Tengo la suerte de tener amigos que ocasionalmente me
regalan sus libros. Regalar un libro propio es algo que ni siquiera se me
ocurre, como dar una parte de un mismo, regalar un brazo. Comprar libros para
regalar, por supuesto, pero sacar uno de la biblioteca para dárselo a alguien
más es un acto doloroso para mí. Pero eso es algo para discutir en otra
ocasión.
Esta vez, he tenido la suerte de leer una de las tantas
noveletas de Ray Bradbury que no conocía siquiera de nombre. “El Árbol de las
Brujas” es una historia al estilo de aquellas películas de hace décadas atrás,
que han tenido cierta culpa en romantizar la infancia norteamericana.

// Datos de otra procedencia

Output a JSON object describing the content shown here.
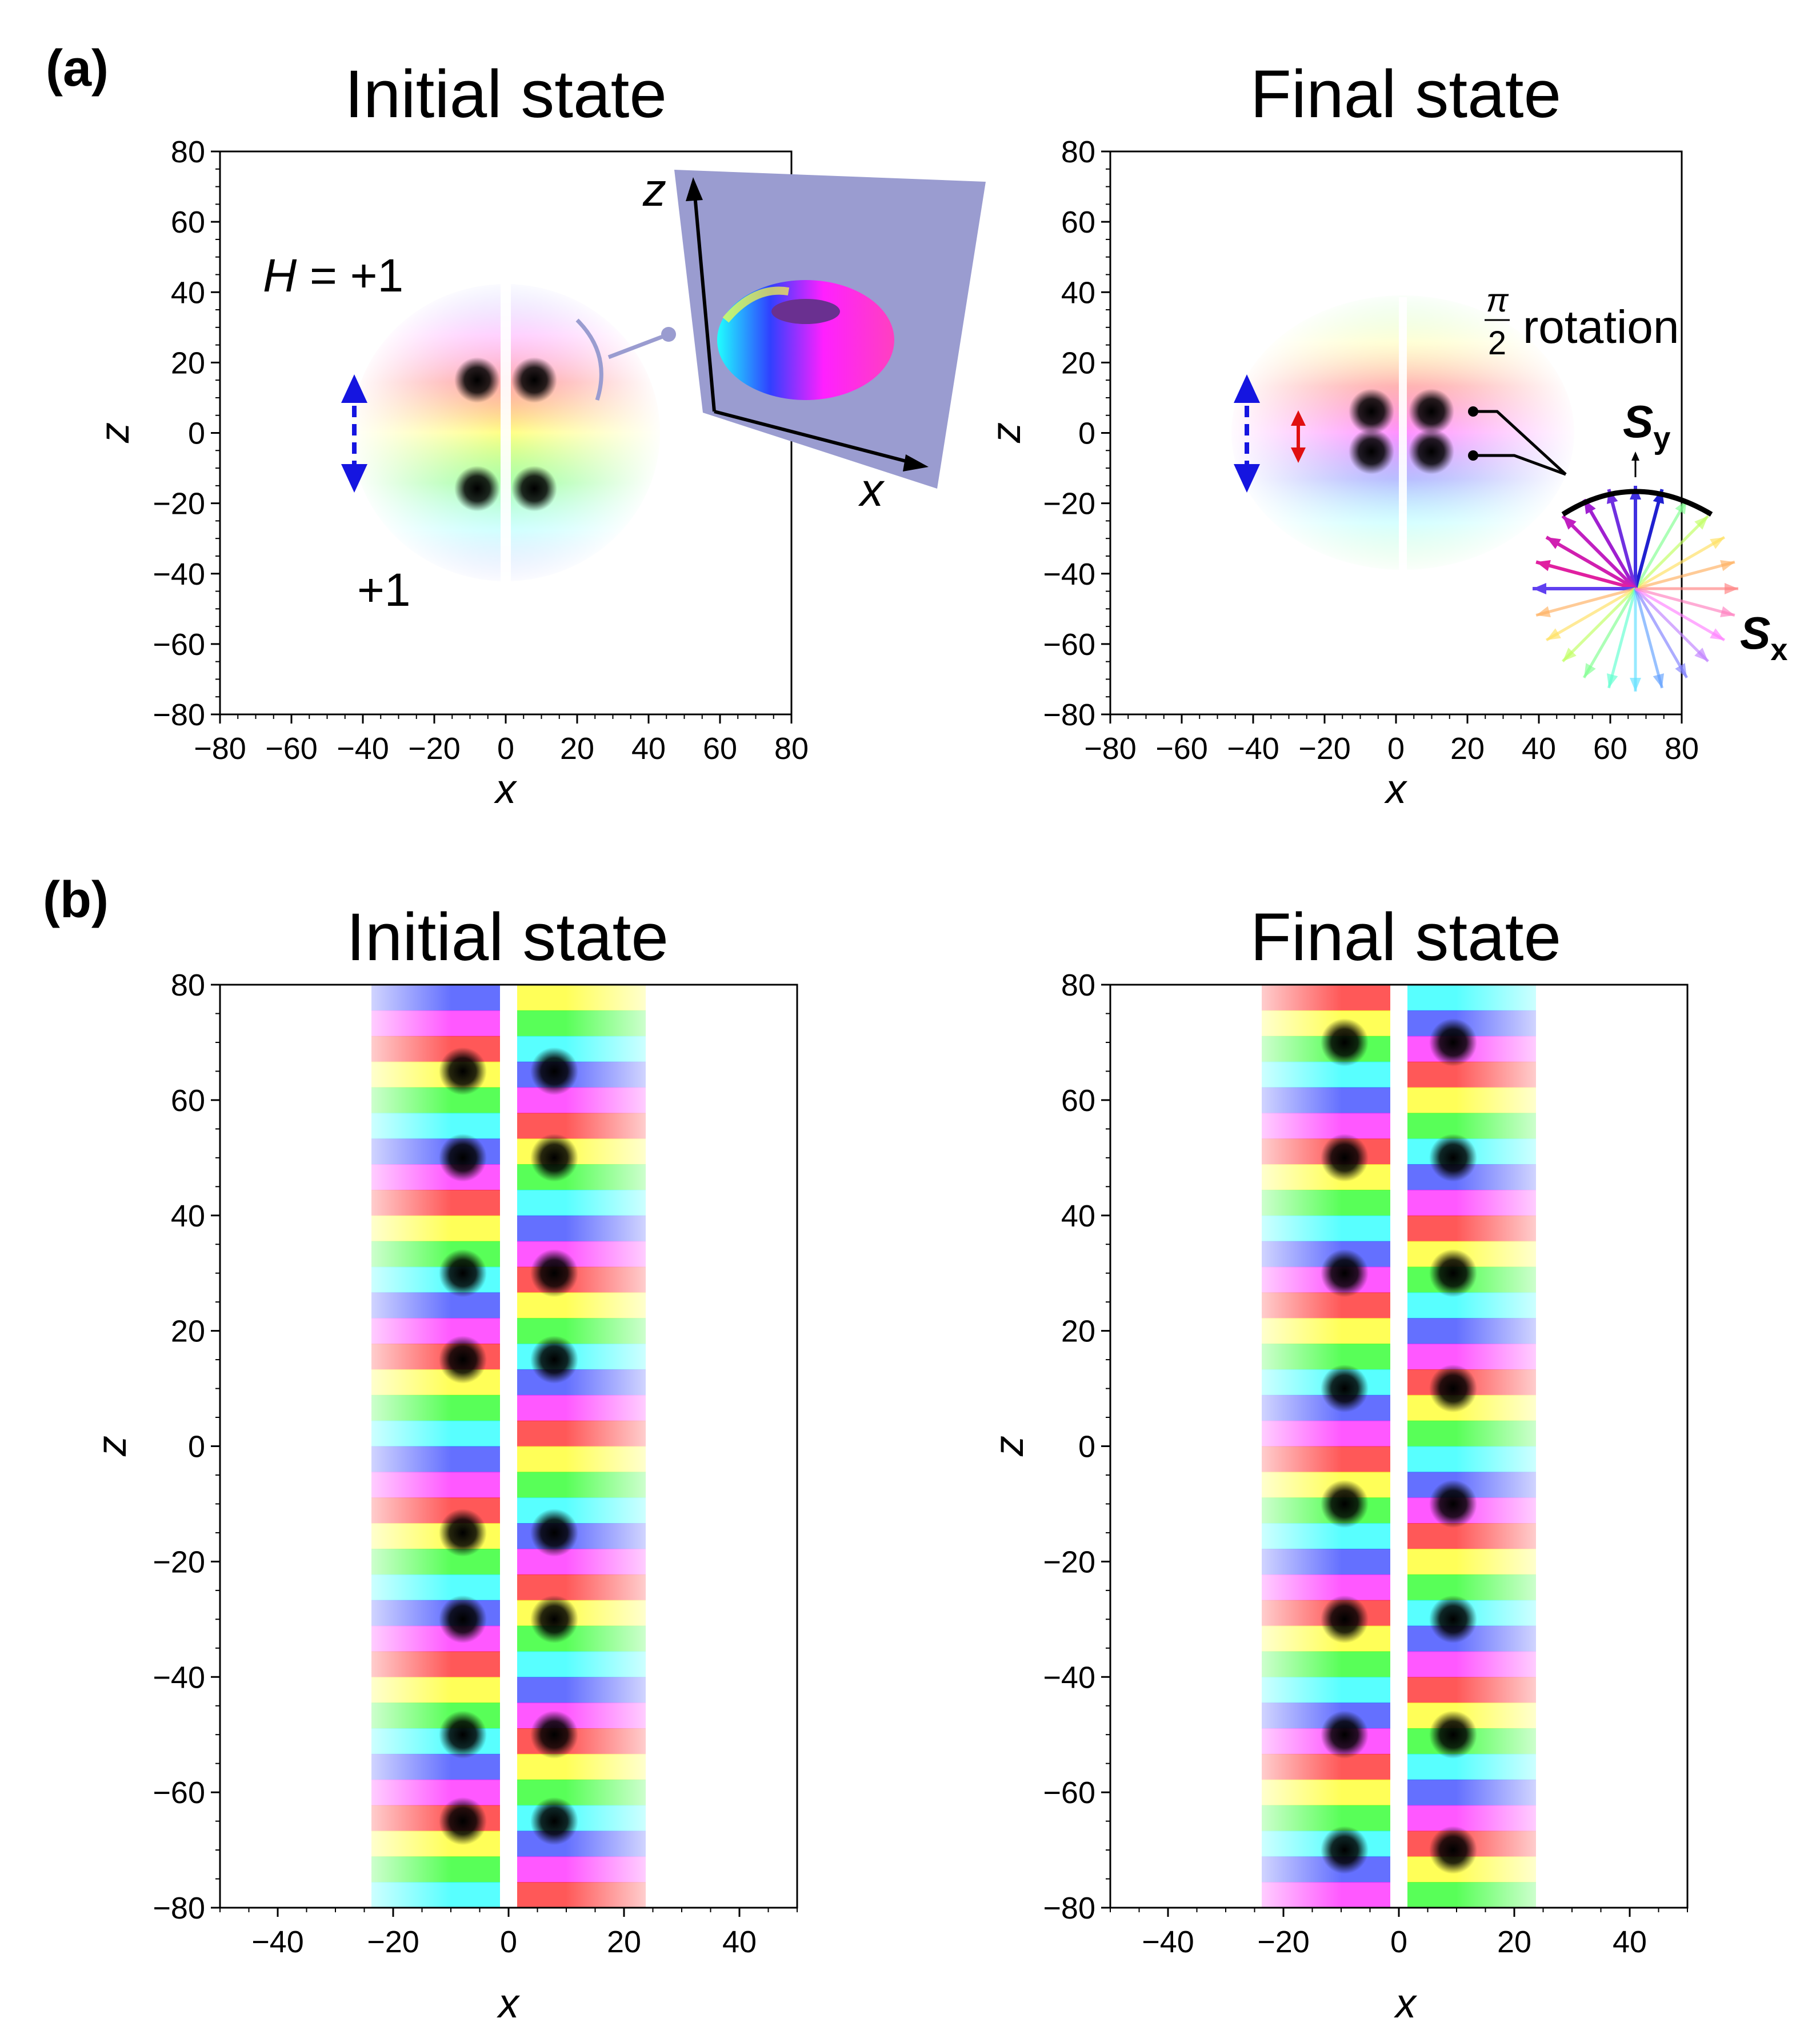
{
  "panel_a": {
    "label": "(a)",
    "initial": {
      "title": "Initial state",
      "xlabel": "x",
      "ylabel": "z",
      "xticks": [
        "−80",
        "−60",
        "−40",
        "−20",
        "0",
        "20",
        "40",
        "60",
        "80"
      ],
      "yticks": [
        "80",
        "60",
        "40",
        "20",
        "0",
        "−20",
        "−40",
        "−60",
        "−80"
      ],
      "h_label_prefix": "H",
      "h_label_value": " = +1",
      "charge_label": "+1",
      "inset_axis_z": "z",
      "inset_axis_x": "x"
    },
    "final": {
      "title": "Final state",
      "xlabel": "x",
      "ylabel": "z",
      "xticks": [
        "−80",
        "−60",
        "−40",
        "−20",
        "0",
        "20",
        "40",
        "60",
        "80"
      ],
      "yticks": [
        "80",
        "60",
        "40",
        "20",
        "0",
        "−20",
        "−40",
        "−60",
        "−80"
      ],
      "rotation_num": "π",
      "rotation_den": "2",
      "rotation_text": "rotation",
      "sy_label": "S",
      "sy_sub": "y",
      "sx_label": "S",
      "sx_sub": "x"
    }
  },
  "panel_b": {
    "label": "(b)",
    "initial": {
      "title": "Initial state",
      "xlabel": "x",
      "ylabel": "z",
      "xticks": [
        "−40",
        "−20",
        "0",
        "20",
        "40"
      ],
      "yticks": [
        "80",
        "60",
        "40",
        "20",
        "0",
        "−20",
        "−40",
        "−60",
        "−80"
      ]
    },
    "final": {
      "title": "Final state",
      "xlabel": "x",
      "ylabel": "z",
      "xticks": [
        "−40",
        "−20",
        "0",
        "20",
        "40"
      ],
      "yticks": [
        "80",
        "60",
        "40",
        "20",
        "0",
        "−20",
        "−40",
        "−60",
        "−80"
      ]
    }
  },
  "colors": {
    "blue_arrow": "#1515e0",
    "red_arrow": "#e01010",
    "inset_plane": "#9a9cd0",
    "connector": "#9a9cd0"
  }
}
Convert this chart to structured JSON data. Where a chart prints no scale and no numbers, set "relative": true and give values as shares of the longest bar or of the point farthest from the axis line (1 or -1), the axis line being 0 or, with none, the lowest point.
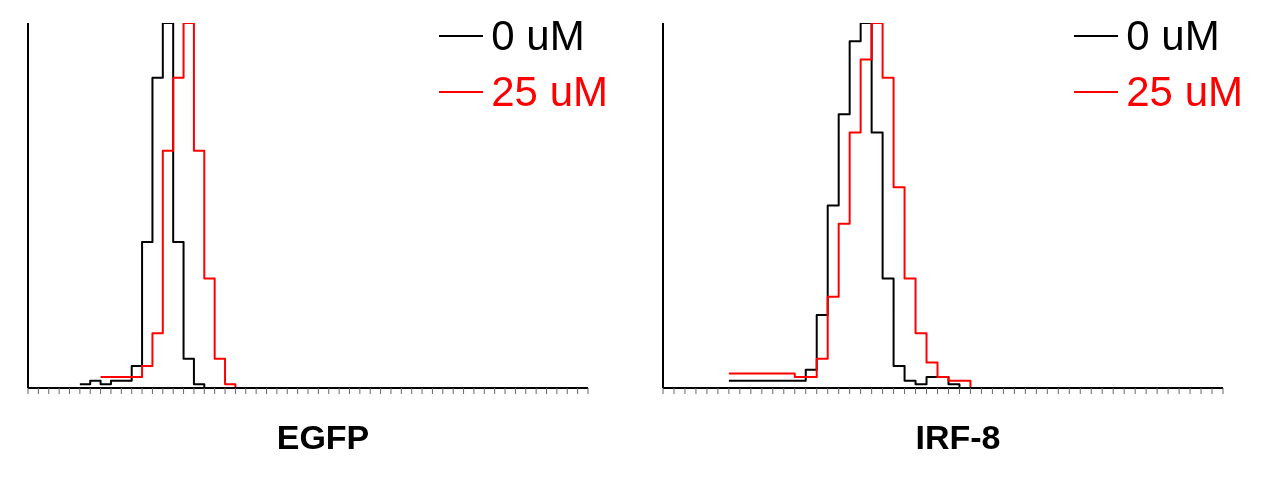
{
  "chart_data": [
    {
      "type": "step",
      "xlabel": "EGFP",
      "relative": true,
      "grid": false,
      "legend": "top right",
      "marker": "none",
      "line_style": "solid",
      "categories": [
        null,
        null,
        null,
        null,
        null,
        null,
        null,
        null,
        null,
        null,
        null,
        null,
        null,
        null,
        null,
        null,
        null,
        null,
        null,
        null,
        null,
        null,
        null,
        null,
        null,
        null,
        null,
        null,
        null,
        null,
        null,
        null,
        null,
        null,
        null,
        null,
        null,
        null,
        null,
        null,
        null,
        null,
        null,
        null,
        null,
        null,
        null,
        null,
        null,
        null,
        null,
        null,
        null,
        null,
        null
      ],
      "series": [
        {
          "name": "0 uM",
          "color": "#000000",
          "values": [
            null,
            null,
            null,
            null,
            null,
            0.01,
            0.02,
            0.01,
            0.02,
            0.02,
            0.06,
            0.4,
            0.85,
            1.0,
            0.4,
            0.08,
            0.01,
            0,
            null,
            null,
            null,
            null,
            null,
            null,
            null,
            null,
            null,
            null,
            null,
            null,
            null,
            null,
            null,
            null,
            null,
            null,
            null,
            null,
            null,
            null,
            null,
            null,
            null,
            null,
            null,
            null,
            null,
            null,
            null,
            null,
            null,
            null,
            null,
            null,
            null
          ]
        },
        {
          "name": "25 uM",
          "color": "#ff0000",
          "values": [
            null,
            null,
            null,
            null,
            null,
            null,
            null,
            0.03,
            0.03,
            0.03,
            0.03,
            0.06,
            0.15,
            0.65,
            0.85,
            1.0,
            0.65,
            0.3,
            0.08,
            0.01,
            0,
            null,
            null,
            null,
            null,
            null,
            null,
            null,
            null,
            null,
            null,
            null,
            null,
            null,
            null,
            null,
            null,
            null,
            null,
            null,
            null,
            null,
            null,
            null,
            null,
            null,
            null,
            null,
            null,
            null,
            null,
            null,
            null,
            null,
            null
          ]
        }
      ]
    },
    {
      "type": "step",
      "xlabel": "IRF-8",
      "relative": true,
      "grid": false,
      "legend": "top right",
      "marker": "none",
      "line_style": "solid",
      "categories": [
        null,
        null,
        null,
        null,
        null,
        null,
        null,
        null,
        null,
        null,
        null,
        null,
        null,
        null,
        null,
        null,
        null,
        null,
        null,
        null,
        null,
        null,
        null,
        null,
        null,
        null,
        null,
        null,
        null,
        null,
        null,
        null,
        null,
        null,
        null,
        null,
        null,
        null,
        null,
        null,
        null,
        null,
        null,
        null,
        null,
        null,
        null,
        null,
        null,
        null,
        null,
        null
      ],
      "series": [
        {
          "name": "0 uM",
          "color": "#000000",
          "values": [
            null,
            null,
            null,
            null,
            null,
            null,
            0.02,
            0.02,
            0.02,
            0.02,
            0.02,
            0.02,
            0.02,
            0.05,
            0.2,
            0.5,
            0.75,
            0.95,
            1.0,
            0.7,
            0.3,
            0.06,
            0.02,
            0.01,
            0.03,
            0.03,
            0.01,
            0,
            null,
            null,
            null,
            null,
            null,
            null,
            null,
            null,
            null,
            null,
            null,
            null,
            null,
            null,
            null,
            null,
            null,
            null,
            null,
            null,
            null,
            null,
            null,
            null
          ]
        },
        {
          "name": "25 uM",
          "color": "#ff0000",
          "values": [
            null,
            null,
            null,
            null,
            null,
            null,
            0.04,
            0.04,
            0.04,
            0.04,
            0.04,
            0.04,
            0.03,
            0.03,
            0.08,
            0.25,
            0.45,
            0.7,
            0.9,
            1.0,
            0.85,
            0.55,
            0.3,
            0.15,
            0.07,
            0.03,
            0.02,
            0.02,
            0,
            null,
            null,
            null,
            null,
            null,
            null,
            null,
            null,
            null,
            null,
            null,
            null,
            null,
            null,
            null,
            null,
            null,
            null,
            null,
            null,
            null,
            null,
            null
          ]
        }
      ]
    }
  ]
}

Las películas
sobre grupos de niños teniendo aventuras, sin interferencia de adultos más que
como figuras de autoridad, que nunca pueden entender realmente lo que rodea el
mundo de los niños, generaron una cierta fantasía de una infancia de verano, en
Coney Island, de aventuras, con compañeros de tu equipo de baseball, comiendo
algodón de azúcar y andando en montañas rusas. Tal vez el exponente más
reciente de este género ha sido Super 8, de J. J. Abrahams. Durante al menos la
mitad de la película, volví a sentir aquellos sentimientos de cuando uno es
niño, y siente que entiende algo que los adultos ni siquiera pueden ver.